What others are saying:
Library Journal says: “Some might consider the Grasso family co-dependent. Frankie, a PhD candidate who lives in Boston and is having an affair with his married dissertation adviser, still talks to his mom, Prima, on the phone every night. Prima is the “best friend” of her four sons, the last of whom will soon graduate high school and leave the nest. Trying to keep her family together and fill the pending void, she engineers a family trip to Santa Cecilia, Italy, the birthplace of her parents, Antonio and Maddalena. The trouble is, Maddalena refuses to go. The entire family is haunted by the long-ago death of Maddalena’s eldest son, Tony, and no one has the full story as to why he took his own life. VERDICT: At turns funny and tragic, Castellani’s third novel … recalls similar contemporary family sagas, such as Jonathan Franzen’s “The Corrections,” but is far less cynical. Literary scholar Frankie reviles sentimentality, and the author manages to stop short of it while still making the story emotionally resonant. This reviewer defies
anyone not to fall in love with the Grassos.”
Says Kirkus Reviews: “You have to tend to family like you tend to a garden,” writes Castellani …in his third literary effort. Matriarch Maddalena, “reporting and worrying and complaining and negotiating,” needs more care than any other flower in the Grasso family garden. Maddalena is 70-something, still beautiful, still grieving over the death of her first-born son, Tony, and very much the axis of life for husband Antonio, daughter Prima and son Francesco. Antonio is semiretired from his successful restaurant. Prima is well-married to prosperous Tom Buckley and mother of four strapping sons. Much to Maddalena’s distress, Frankie, born after Tony’s death, is a grad student in faraway Boston, “building additions to the sprawling mansion of his dissertation with the zeal of Bob Vila.” There is a certain equilibrium, even though Tony’s death was a suicide that left behind guilty secrets in the hearts of Antonio and Prima. Then, Prima uses the celebration of her youngest son’s religious confirmation to announce she has bought tickets for the entire family for a sojourn to her parents’ ancestral village, Santa Cecilia in Italy. Maddalena angrily dismisses the gift.

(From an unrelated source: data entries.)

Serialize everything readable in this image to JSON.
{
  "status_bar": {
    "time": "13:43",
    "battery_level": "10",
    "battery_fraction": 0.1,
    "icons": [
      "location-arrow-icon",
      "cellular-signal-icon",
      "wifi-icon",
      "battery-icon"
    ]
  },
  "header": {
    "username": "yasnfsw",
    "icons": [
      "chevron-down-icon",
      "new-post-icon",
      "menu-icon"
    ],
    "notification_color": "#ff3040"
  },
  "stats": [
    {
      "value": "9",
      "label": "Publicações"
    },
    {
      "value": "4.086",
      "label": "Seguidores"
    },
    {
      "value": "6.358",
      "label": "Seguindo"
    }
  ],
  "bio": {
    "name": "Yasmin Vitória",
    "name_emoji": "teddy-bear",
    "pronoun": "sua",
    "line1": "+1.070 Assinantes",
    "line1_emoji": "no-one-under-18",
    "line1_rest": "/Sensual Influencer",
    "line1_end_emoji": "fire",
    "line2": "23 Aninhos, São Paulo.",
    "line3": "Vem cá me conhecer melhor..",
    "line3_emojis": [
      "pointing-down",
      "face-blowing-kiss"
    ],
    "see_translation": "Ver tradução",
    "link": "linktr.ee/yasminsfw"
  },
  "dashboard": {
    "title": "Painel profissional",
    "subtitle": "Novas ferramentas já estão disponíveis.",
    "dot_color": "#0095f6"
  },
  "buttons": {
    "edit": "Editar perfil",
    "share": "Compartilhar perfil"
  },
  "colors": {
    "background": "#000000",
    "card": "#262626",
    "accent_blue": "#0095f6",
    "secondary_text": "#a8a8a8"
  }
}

Refusing to voice her objection, she fears returning to see the beauty of her youth ripped away by reality and to again meet Vito, her first love. Layered over this family conflict are other, more serious catastrophes. Prima and her youngest are seriously injured in an auto accident, an incident that turns her from nurturing and devoted to bitter and angry. Then, Maddalena begins a rapid descent into “old timer’s.” Castellani writes movingly, affectingly of immigrant life, of the dichotomy of cultures, of the persistence of love across generations.
“Castellani juggles multiple stories and characters with remarkable deftness, never striking a false or forced note. His evocations of the love between parents and their adult children, the bittersweetness of age, and the ambivalence of immigrants toward their old and new homes is nuanced and original,” says the Boston Globe.
When is it available?
It’s at the Downtown Hartford Public Library now.